As Howard H. Brinton insightfully explains in Friends for 300 Years this divisiveness and fragmentation even happens to good renewal movements such as the Friends, who came into being for the very purpose of regaining wholistic truth and avoiding all destructive tendencies of human history.

"Through the three centuries of Quaker history the four primary elements present in all religion have at different times exerted their influence in varying degrees."
-Brinton

Mystic Inner Life
Evangel Outreach
Social Justice
Rationalism

From 1650 to about 1750, mysticism and evangel outreach were in balance in the group as a whole though some individuals tended to stress one or the other.

But then mysticism and evangelicalism became a major conflict, each pressing the other to bad extremes among Quakers as a whole.

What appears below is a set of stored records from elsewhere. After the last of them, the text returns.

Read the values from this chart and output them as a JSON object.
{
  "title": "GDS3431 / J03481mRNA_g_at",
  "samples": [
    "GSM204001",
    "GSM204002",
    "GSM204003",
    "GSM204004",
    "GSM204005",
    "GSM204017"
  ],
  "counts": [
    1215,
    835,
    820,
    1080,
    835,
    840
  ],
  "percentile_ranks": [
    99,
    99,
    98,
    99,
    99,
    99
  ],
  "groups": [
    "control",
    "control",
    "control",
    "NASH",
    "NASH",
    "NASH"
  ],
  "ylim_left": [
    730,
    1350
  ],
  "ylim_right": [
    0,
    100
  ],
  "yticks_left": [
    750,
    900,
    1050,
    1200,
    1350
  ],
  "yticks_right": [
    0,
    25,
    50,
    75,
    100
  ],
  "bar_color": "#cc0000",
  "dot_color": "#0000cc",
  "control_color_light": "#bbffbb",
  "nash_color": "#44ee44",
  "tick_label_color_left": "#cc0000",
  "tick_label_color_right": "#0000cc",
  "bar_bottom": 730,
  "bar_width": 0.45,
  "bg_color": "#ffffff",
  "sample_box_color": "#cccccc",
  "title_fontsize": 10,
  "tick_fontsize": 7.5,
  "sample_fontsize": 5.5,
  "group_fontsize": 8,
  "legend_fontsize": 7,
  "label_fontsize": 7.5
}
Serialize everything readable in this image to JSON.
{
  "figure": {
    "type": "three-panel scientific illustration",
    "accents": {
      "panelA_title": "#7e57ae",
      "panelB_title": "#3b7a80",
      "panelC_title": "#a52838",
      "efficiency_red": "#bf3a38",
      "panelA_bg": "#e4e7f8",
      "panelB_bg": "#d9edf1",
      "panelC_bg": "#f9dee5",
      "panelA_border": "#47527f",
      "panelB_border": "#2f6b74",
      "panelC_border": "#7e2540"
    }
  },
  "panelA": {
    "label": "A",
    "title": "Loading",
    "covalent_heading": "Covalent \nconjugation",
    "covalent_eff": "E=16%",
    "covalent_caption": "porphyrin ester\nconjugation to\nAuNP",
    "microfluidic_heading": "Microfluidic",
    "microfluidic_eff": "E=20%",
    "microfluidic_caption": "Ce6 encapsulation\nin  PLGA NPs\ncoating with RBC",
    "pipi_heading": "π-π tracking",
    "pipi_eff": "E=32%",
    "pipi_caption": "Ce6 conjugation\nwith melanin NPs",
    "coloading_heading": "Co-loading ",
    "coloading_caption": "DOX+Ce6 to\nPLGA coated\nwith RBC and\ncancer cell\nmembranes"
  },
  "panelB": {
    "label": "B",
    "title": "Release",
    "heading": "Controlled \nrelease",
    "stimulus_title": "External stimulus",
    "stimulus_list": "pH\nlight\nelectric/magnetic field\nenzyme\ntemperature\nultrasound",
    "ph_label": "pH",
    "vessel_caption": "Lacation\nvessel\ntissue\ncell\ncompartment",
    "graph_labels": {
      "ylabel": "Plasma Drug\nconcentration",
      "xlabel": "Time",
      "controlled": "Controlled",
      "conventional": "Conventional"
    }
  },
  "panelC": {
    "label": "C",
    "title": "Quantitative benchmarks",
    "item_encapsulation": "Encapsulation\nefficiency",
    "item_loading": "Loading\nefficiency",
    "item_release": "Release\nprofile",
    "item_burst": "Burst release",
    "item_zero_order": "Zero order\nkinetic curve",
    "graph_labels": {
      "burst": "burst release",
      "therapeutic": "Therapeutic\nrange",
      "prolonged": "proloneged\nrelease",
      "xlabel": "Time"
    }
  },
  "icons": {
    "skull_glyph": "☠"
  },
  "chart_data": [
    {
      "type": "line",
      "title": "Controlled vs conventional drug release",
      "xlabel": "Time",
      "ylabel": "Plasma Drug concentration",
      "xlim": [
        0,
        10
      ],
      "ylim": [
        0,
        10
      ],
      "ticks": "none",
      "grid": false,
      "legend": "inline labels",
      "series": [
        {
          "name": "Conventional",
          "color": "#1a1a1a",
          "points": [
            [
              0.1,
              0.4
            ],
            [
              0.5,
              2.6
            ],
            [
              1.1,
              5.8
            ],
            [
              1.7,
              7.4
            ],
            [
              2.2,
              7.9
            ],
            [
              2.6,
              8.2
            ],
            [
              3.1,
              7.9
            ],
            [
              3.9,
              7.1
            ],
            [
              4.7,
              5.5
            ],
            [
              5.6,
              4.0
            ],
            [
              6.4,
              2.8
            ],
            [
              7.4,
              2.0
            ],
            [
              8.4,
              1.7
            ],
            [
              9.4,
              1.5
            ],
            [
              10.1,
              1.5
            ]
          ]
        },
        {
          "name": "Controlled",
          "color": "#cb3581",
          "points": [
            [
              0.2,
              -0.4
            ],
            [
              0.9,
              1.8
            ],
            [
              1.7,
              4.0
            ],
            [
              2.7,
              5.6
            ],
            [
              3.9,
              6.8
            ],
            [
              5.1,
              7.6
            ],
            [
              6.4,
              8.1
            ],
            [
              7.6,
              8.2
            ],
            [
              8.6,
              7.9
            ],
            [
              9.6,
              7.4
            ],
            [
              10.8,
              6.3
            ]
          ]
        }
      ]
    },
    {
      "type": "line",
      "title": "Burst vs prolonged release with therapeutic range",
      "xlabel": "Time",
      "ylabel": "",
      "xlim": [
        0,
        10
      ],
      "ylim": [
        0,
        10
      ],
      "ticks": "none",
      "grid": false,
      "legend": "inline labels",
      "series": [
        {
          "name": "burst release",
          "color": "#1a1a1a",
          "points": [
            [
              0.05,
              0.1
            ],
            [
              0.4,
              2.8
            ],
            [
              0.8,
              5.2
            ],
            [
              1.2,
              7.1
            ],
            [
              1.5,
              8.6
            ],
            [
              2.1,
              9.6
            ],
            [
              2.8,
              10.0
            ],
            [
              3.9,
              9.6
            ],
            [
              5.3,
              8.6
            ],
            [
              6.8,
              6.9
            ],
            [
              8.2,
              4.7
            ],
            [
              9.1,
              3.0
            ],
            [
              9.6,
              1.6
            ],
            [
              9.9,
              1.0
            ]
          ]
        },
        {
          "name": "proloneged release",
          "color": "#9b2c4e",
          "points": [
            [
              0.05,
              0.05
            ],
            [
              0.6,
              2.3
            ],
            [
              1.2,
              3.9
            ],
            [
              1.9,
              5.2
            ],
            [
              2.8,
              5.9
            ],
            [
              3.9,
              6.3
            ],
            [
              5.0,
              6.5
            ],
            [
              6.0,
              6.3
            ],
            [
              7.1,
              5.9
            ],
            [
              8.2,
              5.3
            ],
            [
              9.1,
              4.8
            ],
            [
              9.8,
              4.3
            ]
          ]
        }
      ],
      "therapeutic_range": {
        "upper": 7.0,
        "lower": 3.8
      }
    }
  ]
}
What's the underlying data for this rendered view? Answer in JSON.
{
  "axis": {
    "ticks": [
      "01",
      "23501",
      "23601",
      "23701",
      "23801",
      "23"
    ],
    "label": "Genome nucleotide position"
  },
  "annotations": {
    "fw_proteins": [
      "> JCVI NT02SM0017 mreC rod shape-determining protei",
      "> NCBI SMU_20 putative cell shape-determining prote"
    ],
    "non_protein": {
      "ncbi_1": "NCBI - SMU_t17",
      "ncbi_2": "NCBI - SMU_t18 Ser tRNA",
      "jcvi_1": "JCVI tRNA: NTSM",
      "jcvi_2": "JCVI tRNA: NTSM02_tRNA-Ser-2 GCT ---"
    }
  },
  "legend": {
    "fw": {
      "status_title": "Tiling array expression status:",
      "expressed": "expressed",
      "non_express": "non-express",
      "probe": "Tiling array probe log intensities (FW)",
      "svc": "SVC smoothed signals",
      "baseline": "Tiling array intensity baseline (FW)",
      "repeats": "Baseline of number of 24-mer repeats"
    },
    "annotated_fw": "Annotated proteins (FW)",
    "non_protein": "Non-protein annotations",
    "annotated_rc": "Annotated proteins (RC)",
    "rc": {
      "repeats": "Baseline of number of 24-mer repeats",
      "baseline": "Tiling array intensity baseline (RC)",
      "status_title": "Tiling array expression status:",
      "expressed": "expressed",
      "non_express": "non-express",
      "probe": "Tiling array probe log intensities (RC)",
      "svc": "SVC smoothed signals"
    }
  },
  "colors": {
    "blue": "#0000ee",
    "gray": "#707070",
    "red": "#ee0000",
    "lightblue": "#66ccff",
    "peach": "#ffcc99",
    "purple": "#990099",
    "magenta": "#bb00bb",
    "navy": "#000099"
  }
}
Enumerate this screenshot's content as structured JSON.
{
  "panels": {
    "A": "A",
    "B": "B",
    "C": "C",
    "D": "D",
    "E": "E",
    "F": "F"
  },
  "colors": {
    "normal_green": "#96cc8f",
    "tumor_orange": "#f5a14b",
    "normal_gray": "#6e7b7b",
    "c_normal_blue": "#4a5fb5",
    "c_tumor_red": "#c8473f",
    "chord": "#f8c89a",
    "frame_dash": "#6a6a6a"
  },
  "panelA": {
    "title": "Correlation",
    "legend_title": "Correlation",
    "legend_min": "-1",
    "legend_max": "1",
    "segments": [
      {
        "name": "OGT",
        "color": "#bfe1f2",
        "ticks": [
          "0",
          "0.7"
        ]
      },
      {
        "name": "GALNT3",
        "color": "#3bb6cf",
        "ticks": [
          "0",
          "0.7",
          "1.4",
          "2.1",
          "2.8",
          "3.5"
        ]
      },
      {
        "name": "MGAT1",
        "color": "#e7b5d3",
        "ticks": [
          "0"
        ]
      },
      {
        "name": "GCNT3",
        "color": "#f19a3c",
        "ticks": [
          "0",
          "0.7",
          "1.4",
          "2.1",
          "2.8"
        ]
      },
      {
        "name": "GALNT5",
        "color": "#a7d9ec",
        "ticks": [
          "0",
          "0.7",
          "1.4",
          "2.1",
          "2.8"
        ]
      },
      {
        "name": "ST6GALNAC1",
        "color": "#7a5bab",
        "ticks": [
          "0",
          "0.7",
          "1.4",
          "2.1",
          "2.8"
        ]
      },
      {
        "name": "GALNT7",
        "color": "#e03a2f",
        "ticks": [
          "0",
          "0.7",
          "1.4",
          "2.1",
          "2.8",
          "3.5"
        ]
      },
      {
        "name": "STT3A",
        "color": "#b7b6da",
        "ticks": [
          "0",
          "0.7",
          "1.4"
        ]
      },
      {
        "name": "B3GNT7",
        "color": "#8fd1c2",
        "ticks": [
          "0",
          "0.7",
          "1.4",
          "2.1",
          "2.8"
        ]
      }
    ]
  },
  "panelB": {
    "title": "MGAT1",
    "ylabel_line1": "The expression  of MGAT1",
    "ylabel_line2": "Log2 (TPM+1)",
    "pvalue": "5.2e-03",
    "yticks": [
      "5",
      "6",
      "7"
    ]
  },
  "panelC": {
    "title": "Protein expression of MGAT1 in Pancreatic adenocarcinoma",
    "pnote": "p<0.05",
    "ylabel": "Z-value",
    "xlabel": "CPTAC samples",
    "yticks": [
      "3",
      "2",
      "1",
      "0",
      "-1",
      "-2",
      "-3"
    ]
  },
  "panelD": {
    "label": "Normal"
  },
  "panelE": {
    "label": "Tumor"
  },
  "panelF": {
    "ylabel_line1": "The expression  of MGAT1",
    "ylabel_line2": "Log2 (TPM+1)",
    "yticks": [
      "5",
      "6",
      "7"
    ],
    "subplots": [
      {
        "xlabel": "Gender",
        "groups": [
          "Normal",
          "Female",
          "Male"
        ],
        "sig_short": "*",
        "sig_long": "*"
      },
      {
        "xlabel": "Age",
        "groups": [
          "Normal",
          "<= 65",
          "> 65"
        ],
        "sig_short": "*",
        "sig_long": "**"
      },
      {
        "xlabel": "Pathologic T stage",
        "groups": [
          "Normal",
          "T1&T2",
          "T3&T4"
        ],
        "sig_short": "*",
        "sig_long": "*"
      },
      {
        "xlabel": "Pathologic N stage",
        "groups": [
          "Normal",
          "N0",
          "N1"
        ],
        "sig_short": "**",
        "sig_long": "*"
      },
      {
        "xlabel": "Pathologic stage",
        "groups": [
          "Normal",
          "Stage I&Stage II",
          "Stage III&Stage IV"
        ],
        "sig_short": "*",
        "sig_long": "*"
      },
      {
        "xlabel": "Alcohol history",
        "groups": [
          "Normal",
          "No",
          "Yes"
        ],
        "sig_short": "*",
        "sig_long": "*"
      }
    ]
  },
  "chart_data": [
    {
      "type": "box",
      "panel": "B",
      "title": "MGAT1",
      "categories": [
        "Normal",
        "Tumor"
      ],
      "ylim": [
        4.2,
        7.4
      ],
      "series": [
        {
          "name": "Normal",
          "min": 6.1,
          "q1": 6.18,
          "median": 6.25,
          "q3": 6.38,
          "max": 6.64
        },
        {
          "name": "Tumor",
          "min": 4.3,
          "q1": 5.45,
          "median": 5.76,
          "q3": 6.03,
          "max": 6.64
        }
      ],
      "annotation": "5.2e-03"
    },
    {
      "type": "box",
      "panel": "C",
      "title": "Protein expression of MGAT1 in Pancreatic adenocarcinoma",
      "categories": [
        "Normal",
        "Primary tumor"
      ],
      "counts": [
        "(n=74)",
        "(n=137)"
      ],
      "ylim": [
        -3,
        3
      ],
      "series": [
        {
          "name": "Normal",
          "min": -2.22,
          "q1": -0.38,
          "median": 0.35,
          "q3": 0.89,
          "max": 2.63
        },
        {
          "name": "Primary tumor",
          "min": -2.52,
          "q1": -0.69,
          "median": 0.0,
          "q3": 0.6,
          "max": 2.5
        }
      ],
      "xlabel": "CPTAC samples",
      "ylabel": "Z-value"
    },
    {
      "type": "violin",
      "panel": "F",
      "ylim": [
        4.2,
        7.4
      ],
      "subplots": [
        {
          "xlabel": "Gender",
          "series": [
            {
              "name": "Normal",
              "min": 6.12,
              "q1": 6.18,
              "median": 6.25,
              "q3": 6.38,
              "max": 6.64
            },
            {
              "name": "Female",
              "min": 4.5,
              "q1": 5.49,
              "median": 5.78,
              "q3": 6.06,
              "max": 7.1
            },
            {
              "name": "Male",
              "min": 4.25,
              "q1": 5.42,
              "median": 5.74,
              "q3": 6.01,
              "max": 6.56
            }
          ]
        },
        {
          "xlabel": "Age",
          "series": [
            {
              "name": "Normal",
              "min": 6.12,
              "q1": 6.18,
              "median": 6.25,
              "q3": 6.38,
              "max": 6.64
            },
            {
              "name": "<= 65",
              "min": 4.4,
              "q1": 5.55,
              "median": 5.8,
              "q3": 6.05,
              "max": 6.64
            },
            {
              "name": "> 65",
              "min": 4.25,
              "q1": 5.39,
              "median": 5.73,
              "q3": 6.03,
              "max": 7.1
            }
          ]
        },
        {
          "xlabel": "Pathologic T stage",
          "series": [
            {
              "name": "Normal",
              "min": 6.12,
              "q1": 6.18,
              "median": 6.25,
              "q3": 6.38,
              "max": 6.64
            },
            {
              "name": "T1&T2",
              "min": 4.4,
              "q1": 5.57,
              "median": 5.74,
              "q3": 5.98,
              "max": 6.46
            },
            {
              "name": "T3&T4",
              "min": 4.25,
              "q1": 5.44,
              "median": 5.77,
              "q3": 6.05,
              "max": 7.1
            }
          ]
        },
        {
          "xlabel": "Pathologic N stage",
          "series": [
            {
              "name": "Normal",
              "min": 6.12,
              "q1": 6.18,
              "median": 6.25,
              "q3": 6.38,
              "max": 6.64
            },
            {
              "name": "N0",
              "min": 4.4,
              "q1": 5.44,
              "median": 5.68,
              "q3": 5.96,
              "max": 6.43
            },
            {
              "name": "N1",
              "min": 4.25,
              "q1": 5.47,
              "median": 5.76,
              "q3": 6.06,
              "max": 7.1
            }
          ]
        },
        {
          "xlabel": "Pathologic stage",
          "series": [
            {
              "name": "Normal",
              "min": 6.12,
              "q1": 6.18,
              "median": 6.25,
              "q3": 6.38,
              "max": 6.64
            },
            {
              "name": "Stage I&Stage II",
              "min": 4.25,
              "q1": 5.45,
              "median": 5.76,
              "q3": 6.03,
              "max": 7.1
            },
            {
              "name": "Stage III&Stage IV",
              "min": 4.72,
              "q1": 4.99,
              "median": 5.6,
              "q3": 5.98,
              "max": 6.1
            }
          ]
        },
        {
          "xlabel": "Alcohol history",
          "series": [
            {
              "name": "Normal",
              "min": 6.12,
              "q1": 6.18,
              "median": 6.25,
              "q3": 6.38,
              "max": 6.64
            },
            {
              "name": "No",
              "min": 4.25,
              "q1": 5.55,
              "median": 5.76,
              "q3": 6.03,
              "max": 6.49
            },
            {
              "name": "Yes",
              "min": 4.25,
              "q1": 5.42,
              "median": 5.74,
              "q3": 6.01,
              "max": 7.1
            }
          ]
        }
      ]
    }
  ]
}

By the 1800’s, Quietism, (an excessive focus on mysticism—the inner life) became dominant, and the early expressive evangel preaching and sharing of truth with those outside of the society greatly receded.

Instead, the Friends became “a peculiar society” which besides their “inner life” focused on exclusive boundaries and rigid rules.
Exactly the Opposite of the Early Friends who emphasized the CENTER, not exclusion and conformity to outward rules and dress.

During the latter half of the 20th century and the 1st 23 years of the 21st, rationalism and social justice took over and have assumed greater prominence,
(except for a few fundamentalist Friends who have abandoned the key points of the Society and, instead, inserted-asserted Reformed theology, the exact opposite of ALL that Quakerism means)!

Brinton:
"The best type of religion is one in which the mystical, the evangelical, the rational and the social are so related that each exercises a restraint on the others. Too exclusive an emphasis on mysticism results in a religion which is individualistic, subjective and vague."

Too dominant an evangelicalism results in religion which is authoritarian, creedal and external; too great an emphasis on rationalism results in a cold, intellectual religion which appeals only to the few.

Too engrossing a devotion to the social justice results in a religion which, in improving the outer environment, ignores serious defects of the inner life which cause the outer disorders.

Brinton also goes on to warn against "vitalism which worships the life-force in its biological sense" which has very little in common with the central message of the Early Friends.

My response to Brinton's excellent analysis: About the only point where I disagree with Brinton is when he says the 4 qualities "each exercise a restraint on the others."

No--and that sounds too negative--it is rather that when Most bathed in the Light, the 4 parts of true transcendental reality relate/commune, giving a redeeming uplifting of each other and are the Seed of true moral and spiritual becoming.

Read Friends for 300 Years (or the updated version, Friends for 350 Years) and be not only intellectually enlightened, but raised up in the LIGHT!